Weekly Update From Councillor Guy Lambert

Coming across a better class of flytipping in Chiswick


Guy Lambertguy.lambert@hounslow.gov.uk

tel 07804 284948

Sign up for our Brentford newsletter

Comment on this story on the

Thursday is our usual leisure services update with officers. The message is just ever so slightly different - in tone rather than substance - from the message from the Lampton board. Quite rightly: the council and the company have common objectives, which are to bring leisure services back under our control and adapt them to properly support fitness, families and fun in partnership with health, community and sporting bodies.
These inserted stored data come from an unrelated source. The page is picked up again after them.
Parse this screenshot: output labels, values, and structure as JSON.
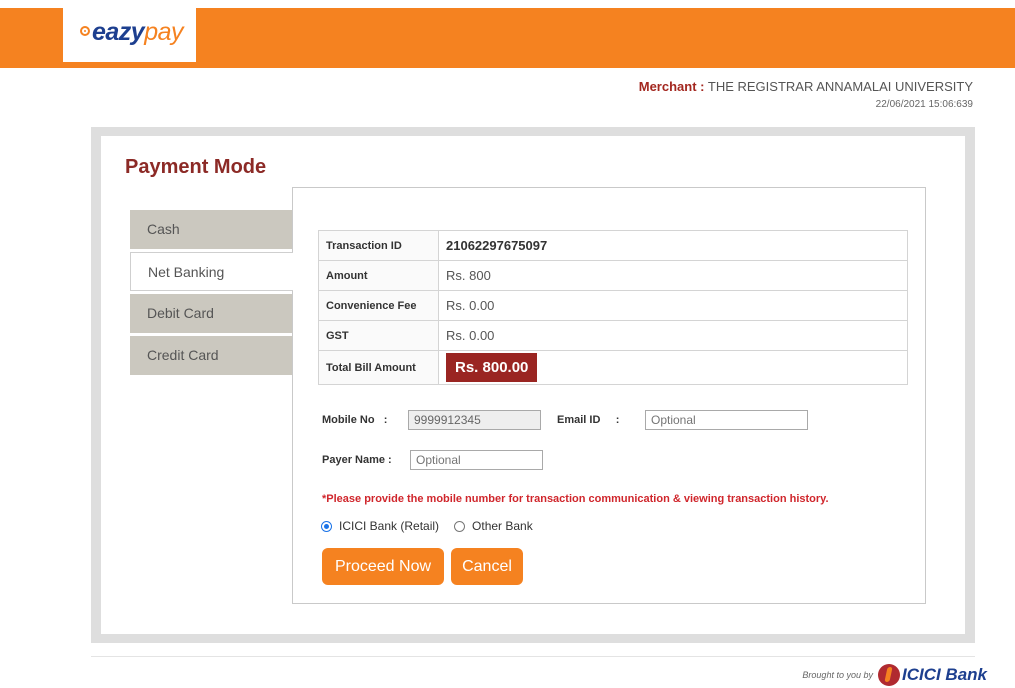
{
  "brand": {
    "logo_main": "eazy",
    "logo_accent": "pay"
  },
  "merchant": {
    "label": "Merchant",
    "separator": ":",
    "name": "THE REGISTRAR ANNAMALAI UNIVERSITY",
    "datetime": "22/06/2021 15:06:639"
  },
  "payment": {
    "title": "Payment Mode",
    "tabs": [
      {
        "label": "Cash",
        "active": false
      },
      {
        "label": "Net Banking",
        "active": true
      },
      {
        "label": "Debit Card",
        "active": false
      },
      {
        "label": "Credit Card",
        "active": false
      }
    ]
  },
  "summary": {
    "rows": [
      {
        "label": "Transaction ID",
        "value": "21062297675097"
      },
      {
        "label": "Amount",
        "value": "Rs. 800"
      },
      {
        "label": "Convenience Fee",
        "value": "Rs. 0.00"
      },
      {
        "label": "GST",
        "value": "Rs. 0.00"
      },
      {
        "label": "Total Bill Amount",
        "value": "Rs. 800.00"
      }
    ]
  },
  "form": {
    "mobile_label": "Mobile No",
    "mobile_sep": ":",
    "mobile_value": "9999912345",
    "email_label": "Email ID",
    "email_sep": ":",
    "email_placeholder": "Optional",
    "payer_label": "Payer Name :",
    "payer_placeholder": "Optional",
    "note": "*Please provide the mobile number for transaction communication & viewing transaction history.",
    "bank_options": [
      {
        "label": "ICICI Bank (Retail)",
        "selected": true
      },
      {
        "label": "Other Bank",
        "selected": false
      }
    ],
    "proceed_label": "Proceed Now",
    "cancel_label": "Cancel"
  },
  "footer": {
    "brought_by": "Brought to you by",
    "bank_name": "ICICI Bank"
  },
  "colors": {
    "accent": "#f58220",
    "brand_red": "#9a2522",
    "note_red": "#d0262c"
  }
}
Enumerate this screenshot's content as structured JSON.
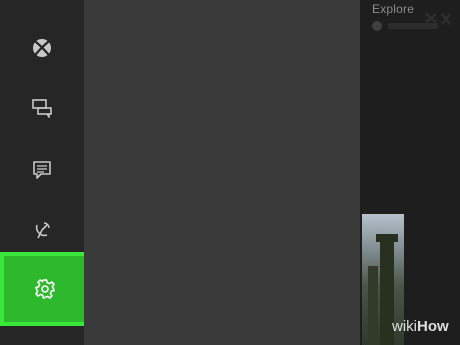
{
  "rail": {
    "items": [
      {
        "id": "xbox",
        "icon": "xbox-logo-icon"
      },
      {
        "id": "party",
        "icon": "party-chat-icon"
      },
      {
        "id": "messages",
        "icon": "messages-icon"
      },
      {
        "id": "broadcast",
        "icon": "broadcast-icon"
      }
    ],
    "settings": {
      "icon": "gear-icon",
      "highlight_color": "#2eb82e"
    }
  },
  "home": {
    "explore_label": "Explore"
  },
  "watermark": {
    "wiki": "wiki",
    "how": "How"
  },
  "colors": {
    "rail_bg": "#262626",
    "panel_bg": "#3a3a3a",
    "icon": "#c8c8c8",
    "highlight": "#2eb82e",
    "highlight_border": "#3ae83a"
  }
}
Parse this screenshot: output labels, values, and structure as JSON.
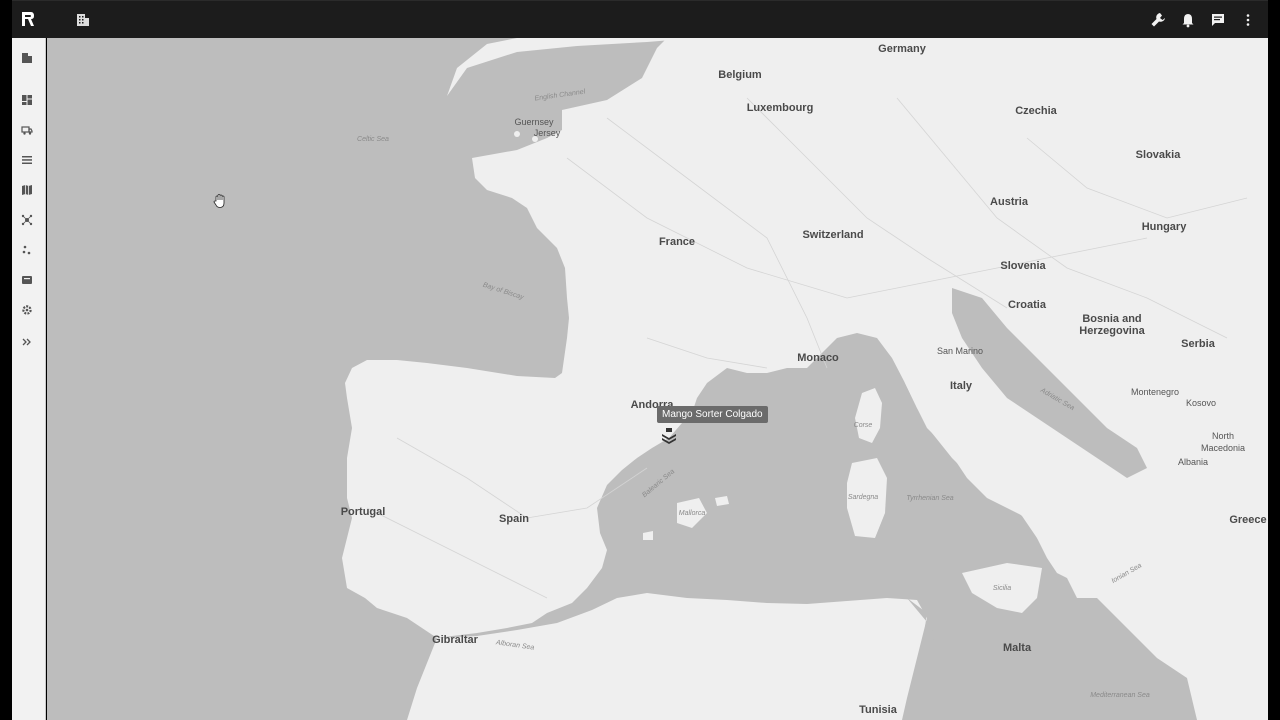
{
  "topbar": {
    "icons": [
      "app-logo",
      "building-icon",
      "wrench-icon",
      "bell-icon",
      "chat-icon",
      "more-vert-icon"
    ]
  },
  "sidebar": {
    "icons": [
      "building-icon",
      "dashboard-icon",
      "truck-icon",
      "list-icon",
      "map-icon",
      "network-icon",
      "dots-icon",
      "box-icon",
      "gear-icon",
      "expand-icon"
    ]
  },
  "map": {
    "marker_tooltip": "Mango Sorter Colgado",
    "countries": {
      "germany": "Germany",
      "belgium": "Belgium",
      "luxembourg": "Luxembourg",
      "czechia": "Czechia",
      "slovakia": "Slovakia",
      "austria": "Austria",
      "hungary": "Hungary",
      "switzerland": "Switzerland",
      "france": "France",
      "slovenia": "Slovenia",
      "croatia": "Croatia",
      "bosnia": "Bosnia and\nHerzegovina",
      "serbia": "Serbia",
      "monaco": "Monaco",
      "san_marino": "San Marino",
      "italy": "Italy",
      "montenegro": "Montenegro",
      "kosovo": "Kosovo",
      "north_macedonia": "North\nMacedonia",
      "albania": "Albania",
      "andorra": "Andorra",
      "portugal": "Portugal",
      "spain": "Spain",
      "greece": "Greece",
      "gibraltar": "Gibraltar",
      "malta": "Malta",
      "tunisia": "Tunisia",
      "guernsey": "Guernsey",
      "jersey": "Jersey"
    },
    "places": {
      "corse": "Corse",
      "sardegna": "Sardegna",
      "mallorca": "Mallorca",
      "sicilia": "Sicilia"
    },
    "seas": {
      "english_channel": "English Channel",
      "celtic_sea": "Celtic Sea",
      "bay_of_biscay": "Bay of Biscay",
      "balearic_sea": "Balearic Sea",
      "tyrrhenian_sea": "Tyrrhenian Sea",
      "adriatic_sea": "Adriatic Sea",
      "ionian_sea": "Ionian Sea",
      "alboran_sea": "Alboran Sea",
      "mediterranean_sea": "Mediterranean Sea"
    }
  }
}
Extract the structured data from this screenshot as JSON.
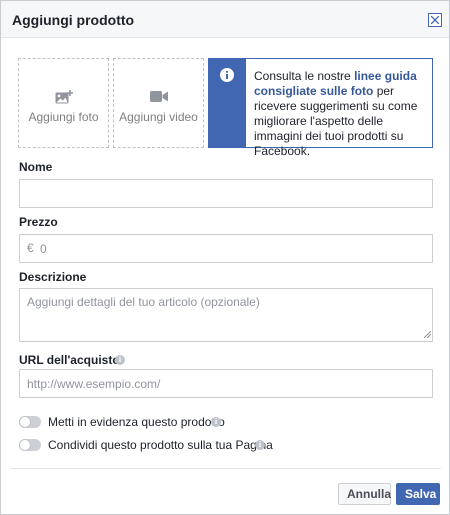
{
  "dialog": {
    "title": "Aggiungi prodotto",
    "close_icon": "close-icon"
  },
  "media": {
    "photo": {
      "label": "Aggiungi foto",
      "icon": "add-photo-icon"
    },
    "video": {
      "label": "Aggiungi video",
      "icon": "video-camera-icon"
    }
  },
  "info": {
    "icon": "info-icon",
    "text_before": "Consulta le nostre ",
    "link": "linee guida consigliate sulle foto",
    "text_after": " per ricevere suggerimenti su come migliorare l'aspetto delle immagini dei tuoi prodotti su Facebook."
  },
  "form": {
    "name": {
      "label": "Nome",
      "value": ""
    },
    "price": {
      "label": "Prezzo",
      "currency": "€",
      "placeholder": "0"
    },
    "description": {
      "label": "Descrizione",
      "placeholder": "Aggiungi dettagli del tuo articolo (opzionale)"
    },
    "url": {
      "label": "URL dell'acquisto",
      "placeholder": "http://www.esempio.com/"
    }
  },
  "toggles": {
    "feature": {
      "label": "Metti in evidenza questo prodotto",
      "on": false
    },
    "share": {
      "label": "Condividi questo prodotto sulla tua Pagina",
      "on": false
    }
  },
  "footer": {
    "cancel_label": "Annulla",
    "save_label": "Salva"
  },
  "colors": {
    "accent": "#4267b2",
    "link": "#365899",
    "border": "#ccd0d5"
  }
}
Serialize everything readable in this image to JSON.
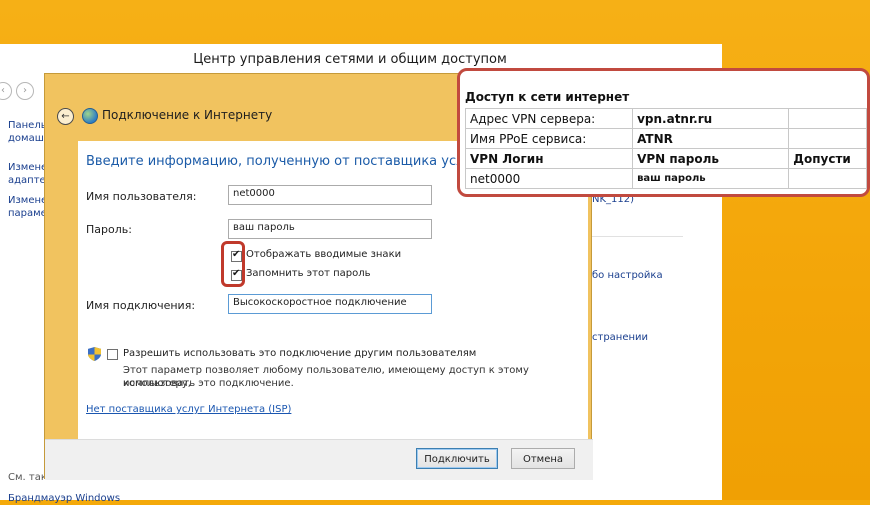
{
  "background_window": {
    "title": "Центр управления сетями и общим доступом",
    "sidebar": [
      "Панель",
      "домаш",
      "Измене",
      "адаптер",
      "Измене",
      "параме"
    ],
    "see_also": "См. также",
    "firewall": "Брандмауэр Windows",
    "fragments": [
      "NK_112)",
      "бо настройка",
      "странении"
    ]
  },
  "dialog": {
    "title": "Подключение к Интернету",
    "heading": "Введите информацию, полученную от поставщика услуг Интернета (ISP)",
    "username": {
      "label": "Имя пользователя:",
      "value": "net0000"
    },
    "password": {
      "label": "Пароль:",
      "value": "ваш пароль"
    },
    "show_chars": {
      "label": "Отображать вводимые знаки",
      "checked": true
    },
    "remember": {
      "label": "Запомнить этот пароль",
      "checked": true
    },
    "connection_name": {
      "label": "Имя подключения:",
      "value": "Высокоскоростное подключение"
    },
    "share": {
      "label": "Разрешить использовать это подключение другим пользователям",
      "checked": false,
      "description_line1": "Этот параметр позволяет любому пользователю, имеющему доступ к этому компьютеру,",
      "description_line2": "использовать это подключение."
    },
    "isp_link": "Нет поставщика услуг Интернета (ISP)",
    "connect_button": "Подключить",
    "cancel_button": "Отмена"
  },
  "callout": {
    "title": "Доступ к сети интернет",
    "vpn_server_label": "Адрес VPN сервера:",
    "vpn_server_value": "vpn.atnr.ru",
    "service_label": "Имя PPoE сервиса:",
    "service_value": "ATNR",
    "col_login": "VPN Логин",
    "col_password": "VPN пароль",
    "col_access": "Допусти",
    "login_value": "net0000",
    "password_value": "ваш пароль"
  }
}
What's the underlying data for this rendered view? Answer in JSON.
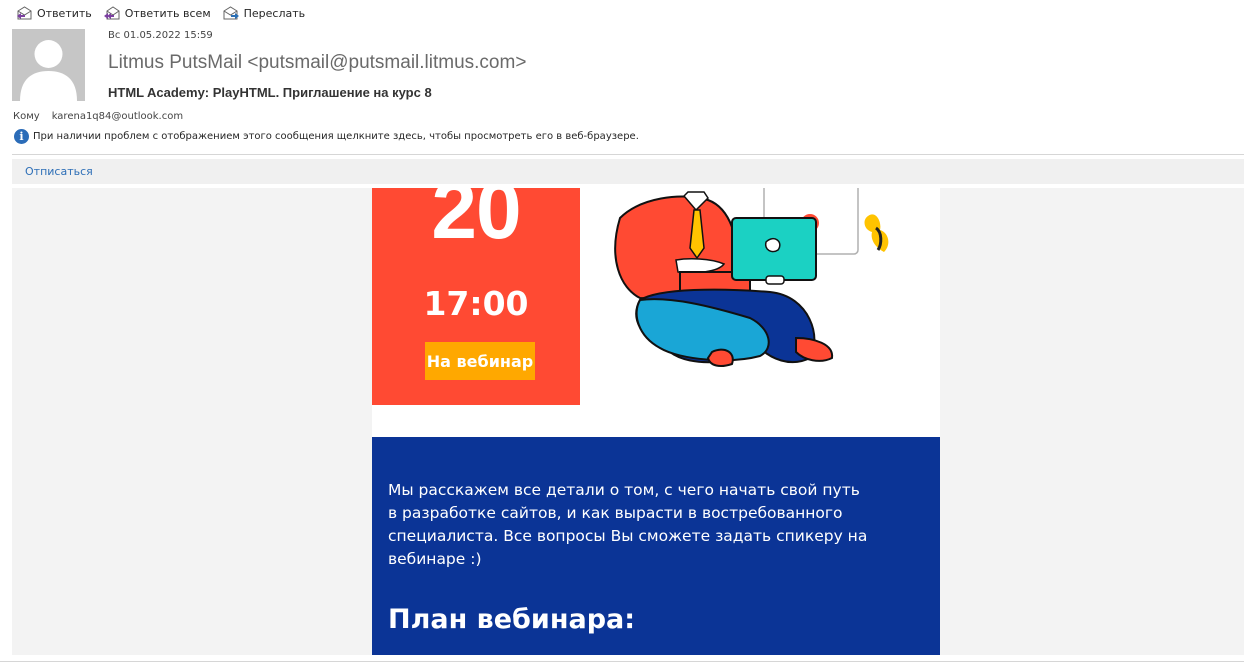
{
  "toolbar": {
    "reply": "Ответить",
    "reply_all": "Ответить всем",
    "forward": "Переслать"
  },
  "header": {
    "date": "Вс 01.05.2022 15:59",
    "sender": "Litmus PutsMail <putsmail@putsmail.litmus.com>",
    "subject": "HTML Academy: PlayHTML. Приглашение на курс 8",
    "to_label": "Кому",
    "to_value": "karena1q84@outlook.com",
    "info_message": "При наличии проблем с отображением этого сообщения щелкните здесь, чтобы просмотреть его в веб-браузере."
  },
  "unsubscribe": "Отписаться",
  "email": {
    "day": "20",
    "time": "17:00",
    "cta": "На вебинар",
    "description": "Мы расскажем все детали о том, с чего начать свой путь в разработке сайтов, и как вырасти в востребованного специалиста. Все вопросы Вы сможете задать спикеру на вебинаре :)",
    "plan_title": "План вебинара:"
  },
  "colors": {
    "red_card": "#ff4a33",
    "cta_bg": "#ffa800",
    "blue_block": "#0b3496",
    "link": "#2e6fb7"
  },
  "icons": [
    "reply-icon",
    "reply-all-icon",
    "forward-icon",
    "info-icon",
    "avatar-placeholder"
  ]
}
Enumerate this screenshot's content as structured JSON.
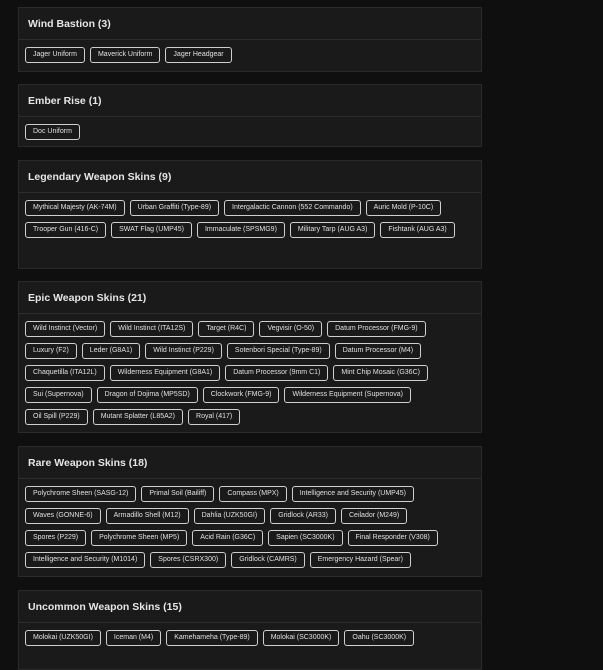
{
  "sections": [
    {
      "title": "Wind Bastion (3)",
      "items": [
        "Jager Uniform",
        "Maverick Uniform",
        "Jager Headgear"
      ]
    },
    {
      "title": "Ember Rise (1)",
      "items": [
        "Doc Uniform"
      ]
    },
    {
      "title": "Legendary Weapon Skins (9)",
      "items": [
        "Mythical Majesty (AK-74M)",
        "Urban Graffiti (Type-89)",
        "Intergalactic Cannon (552 Commando)",
        "Auric Mold (P-10C)",
        "Trooper Gun (416-C)",
        "SWAT Flag (UMP45)",
        "Immaculate (SPSMG9)",
        "Military Tarp (AUG A3)",
        "Fishtank (AUG A3)"
      ]
    },
    {
      "title": "Epic Weapon Skins (21)",
      "items": [
        "Wild Instinct (Vector)",
        "Wild Instinct (ITA12S)",
        "Target (R4C)",
        "Vegvisir (O-50)",
        "Datum Processor (FMG-9)",
        "Luxury (F2)",
        "Leder (G8A1)",
        "Wild Instinct (P229)",
        "Sotenbori Special (Type-89)",
        "Datum Processor (M4)",
        "Chaquetilla (ITA12L)",
        "Wilderness Equipment (G8A1)",
        "Datum Processor (9mm C1)",
        "Mint Chip Mosaic (G36C)",
        "Sui (Supernova)",
        "Dragon of Dojima (MP5SD)",
        "Clockwork (FMG-9)",
        "Wilderness Equipment (Supernova)",
        "Oil Spill (P229)",
        "Mutant Splatter (L85A2)",
        "Royal (417)"
      ]
    },
    {
      "title": "Rare Weapon Skins (18)",
      "items": [
        "Polychrome Sheen (SASG-12)",
        "Primal Soil (Bailiff)",
        "Compass (MPX)",
        "Intelligence and Security (UMP45)",
        "Waves (GONNE-6)",
        "Armadillo Shell (M12)",
        "Dahlia (UZK50GI)",
        "Gridlock (AR33)",
        "Ceilador (M249)",
        "Spores (P229)",
        "Polychrome Sheen (MP5)",
        "Acid Rain (G36C)",
        "Sapien (SC3000K)",
        "Final Responder (V308)",
        "Intelligence and Security (M1014)",
        "Spores (CSRX300)",
        "Gridlock (CAMRS)",
        "Emergency Hazard (Spear)"
      ]
    },
    {
      "title": "Uncommon Weapon Skins (15)",
      "items": [
        "Molokai (UZK50GI)",
        "Iceman (M4)",
        "Kamehameha (Type-89)",
        "Molokai (SC3000K)",
        "Oahu (SC3000K)"
      ]
    }
  ]
}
The council’s job is to define what outcomes it wants and the financial parameters. The company’s job is to work out how best to fulfil those needs and focus very closely on satisfying its customers, and generating income to improve and expand the service. We are also keen to have our leisure services not inextricably linked to buildings – public health (+ fitness + fun) can be walking, jogging, exercises in parks etc and it’s better to make the best of all options.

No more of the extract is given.